Donor Stem Cell Transplant in Treating Patients With Previously Treated Lymphoma, Multiple Myeloma, or Chronic Lymphocytic Leukemia

Overview

RATIONALE: Giving chemotherapy, such as cyclophosphamide and busulfan, and total-body irradiation before a donor stem cell transplant helps stop the growth of cancer cells. It also stops the patient's immune system from rejecting the donor's stem cells. The donated stem cells from bone marrow or umbilical cord blood may replace the patient's immune cells and help destroy any remaining cancer cells (graft-versus-tumor effect). Sometimes the transplanted cells from a donor can also make an immune response against the body's normal cells. Giving methotrexate and cyclosporine after transplant may stop this from happening. PURPOSE: This phase II trial is studying how well a donor stem cell transplant works in treating patients with previously treated lymphoma, multiple myeloma, or chronic lymphocytic leukemia.

Full Title of Study: “Unrelated or Partially Matched Allogeneic Donor Stem Cells for Lymphoma, Myeloma, and Chronic Lymphocytic Leukemia”

Study Type

  • Study Type: Interventional
  • Study Design
    • Allocation: N/A
    • Intervention Model: Single Group Assignment
    • Primary Purpose: Treatment
    • Masking: None (Open Label)
  • Study Primary Completion Date: November 15, 2019

Detailed Description

OBJECTIVES: – Determine if allogeneic stem cell transplantation using unrelated matched or related haploidentical donor bone marrow or unrelated matched cord blood results in timely, complete, and durable engraftment in patients with previously treated lymphoma, multiple myeloma, or chronic lymphocytic leukemia. – Determine the incidence and grade of acute and chronic graft-versus-host disease in patients treated with this regimen. – Determine if the augmented graft-versus-tumor effect accompanying unrelated or partially matched donor allogeneic transplant reduces the incidence of relapse in these patients. OUTLINE: – Preparative regimen: Patients receive cyclophosphamide IV over 2 hours on days -7 and -6 and undergo total-body irradiation (TBI) twice daily on days -4 to -1. Patients who are unable to undergo TBI receive busulfan IV or orally 4 times daily on days -9 to -6 and cyclophosphamide IV over 2 hours on days -5 to -2. – Stem cell transplantation: All patients undergo unrelated matched bone marrow or umbilical cord blood transplantation or partially matched related allogeneic bone marrow transplantation on day 0. – Graft-versus-host disease (GVHD) prophylaxis: Patients receive GVHD prophylaxis comprising methotrexate and cyclosporine. Patients may be enrolled in other protocols directed towards GVHD prophylaxis.

Interventions

  • Drug: busulfan
    • For those not eligible for total body irradiation: busulfan 4 mg/kg/day orally (1 mg/kg orally every 6 hrs) on Days -9 through -6.
  • Drug: cyclophosphamide
    • Cyclophosphamide 60 mg/kg/day on days -7 and -6. For patients not eligible for total body irradiation: cytoxan 50 mg/kg intravenously (IV) on days -5 through -2.
  • Biological: Stem cell infusion
    • Infused on Day 0
  • Radiation: Total body irradiation
    • 165 cGy morning and evening on days -4 through -1.

Arms, Groups and Cohorts

  • Experimental: Allogeneic Transplantation
    • Patients receiving total body irradiation, stem cell infusion (allogeneic)transplantation using unrelated or partially matched allogeneic marrow or cord blood donors, busulfan, and cyclophosphamide.

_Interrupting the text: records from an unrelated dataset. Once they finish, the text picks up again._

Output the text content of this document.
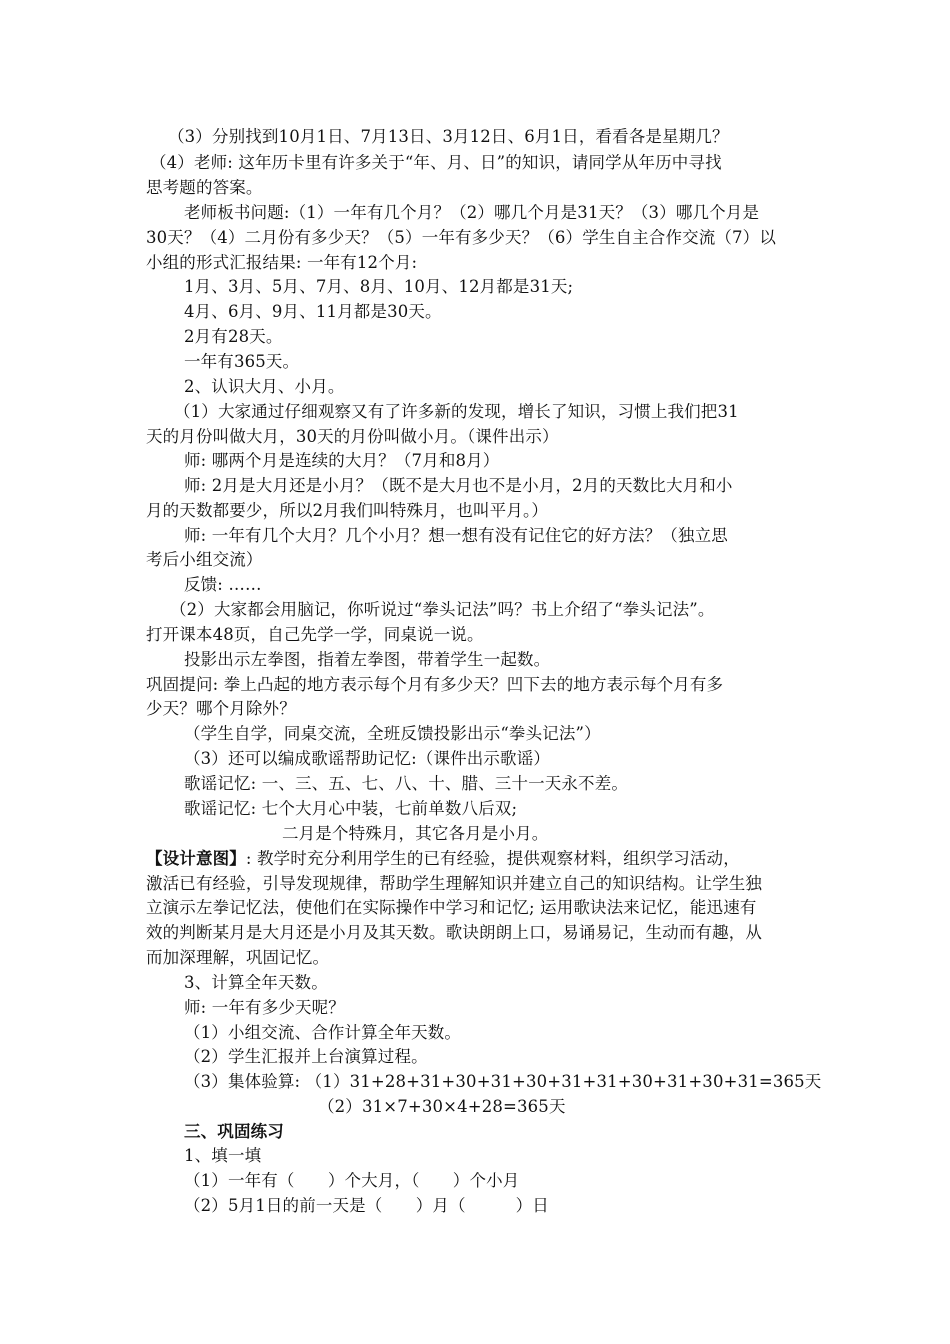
（3）分别找到10月1日、7月13日、3月12日、6月1日，看看各是星期几？
（4）老师: 这年历卡里有许多关于“年、月、日”的知识，请同学从年历中寻找
思考题的答案。
老师板书问题:（1）一年有几个月？（2）哪几个月是31天？（3）哪几个月是
30天？（4）二月份有多少天？（5）一年有多少天？（6）学生自主合作交流（7）以
小组的形式汇报结果: 一年有12个月:
1月、3月、5月、7月、8月、10月、12月都是31天;
4月、6月、9月、11月都是30天。
2月有28天。
一年有365天。
2、认识大月、小月。
（1）大家通过仔细观察又有了许多新的发现，增长了知识，习惯上我们把31
天的月份叫做大月，30天的月份叫做小月。（课件出示）
师: 哪两个月是连续的大月？（7月和8月）
师: 2月是大月还是小月？（既不是大月也不是小月，2月的天数比大月和小
月的天数都要少，所以2月我们叫特殊月，也叫平月。）
师: 一年有几个大月？几个小月？想一想有没有记住它的好方法？（独立思
考后小组交流）
反馈: ……
（2）大家都会用脑记，你听说过“拳头记法”吗？书上介绍了“拳头记法”。
打开课本48页，自己先学一学，同桌说一说。
投影出示左拳图，指着左拳图，带着学生一起数。
巩固提问: 拳上凸起的地方表示每个月有多少天？凹下去的地方表示每个月有多
少天？哪个月除外？
（学生自学，同桌交流，全班反馈投影出示“拳头记法”）
（3）还可以编成歌谣帮助记忆:（课件出示歌谣）
歌谣记忆: 一、三、五、七、八、十、腊、三十一天永不差。
歌谣记忆: 七个大月心中装，七前单数八后双;
二月是个特殊月，其它各月是小月。
【设计意图】: 教学时充分利用学生的已有经验，提供观察材料，组织学习活动，
激活已有经验，引导发现规律，帮助学生理解知识并建立自己的知识结构。让学生独
立演示左拳记忆法，使他们在实际操作中学习和记忆; 运用歌诀法来记忆，能迅速有
效的判断某月是大月还是小月及其天数。歌诀朗朗上口，易诵易记，生动而有趣，从
而加深理解，巩固记忆。
3、计算全年天数。
师: 一年有多少天呢？
（1）小组交流、合作计算全年天数。
（2）学生汇报并上台演算过程。
（3）集体验算: （1）31+28+31+30+31+30+31+31+30+31+30+31=365天
（2）31×7+30×4+28=365天
三、巩固练习
1、填一填
（1）一年有（　　）个大月，（　　）个小月
（2）5月1日的前一天是（　　）月（　　　）日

Clinical Trial Outcome Measures

Primary Measures

  • Number of Participants With Engraftment Failure
    • Time Frame: 3 Months
    • Graft failure is defined as not accepting donated cells. The donated cells do not make the new white blood cells, red blood cells and platelets.
  • Number of Participants With Neutrophil Engraftment
    • Time Frame: Day 42
    • Time to 1st 3 consecutive days with absolute neutrophil count (ANC) > 5 x 10^8/L and percentage of patients with neutrophil recovery by day 42 (Cumulative incidence).
  • Number of Participants With Platelet Engraftment
    • Time Frame: Day 180
    • Time to platelets > 20,000 (first of 3 consecutive days) with no platelet transfusions for seven days and percentage of patients with platelet engraftment >50,000 by day 100.
  • Number of Participants With Grade 3-4 Acute Graft-versus-host Disease
    • Time Frame: Day 100
    • Acute Graft-Versus-Host Disease is a severe short-term complication created by infusion of donor cells into a foreign host.
  • Number of Participants With Persistence Disease
    • Time Frame: 3 Years
    • the return of disease after its apparent recovery/cessation.
  • Number of Participants With Relapse of Malignancy
    • Time Frame: 3 Years
    • the return of disease after its apparent recovery/cessation.
  • Number of Participants With 1 Year Overall Survival
    • Time Frame: 1 year
    • The percentage of people in a study or treatment group who are alive for a certain period of time after they were diagnosed with or treated for a disease, such as cancer. Also called survival rate. Overall survival will be defined as time from date enrollment to date of death or censored at the date of last documented contact for patients still alive.
  • Number of Participants With 2 Year Overall Survival
    • Time Frame: 2 year
    • The percentage of people in a study or treatment group who are alive for a certain period of time after they were diagnosed with or treated for a disease, such as cancer. Also called survival rate. Overall survival will be defined as time from date enrollment to date of death or censored at the date of last documented contact for patients still alive.

Secondary Measures

  • Number of Participants With of Chronic GVHD.
    • Time Frame: 1 Year
    • Chronic Graft-Versus-Host Disease is a severe long-term complication created by infusion of donor cells into a foreign host.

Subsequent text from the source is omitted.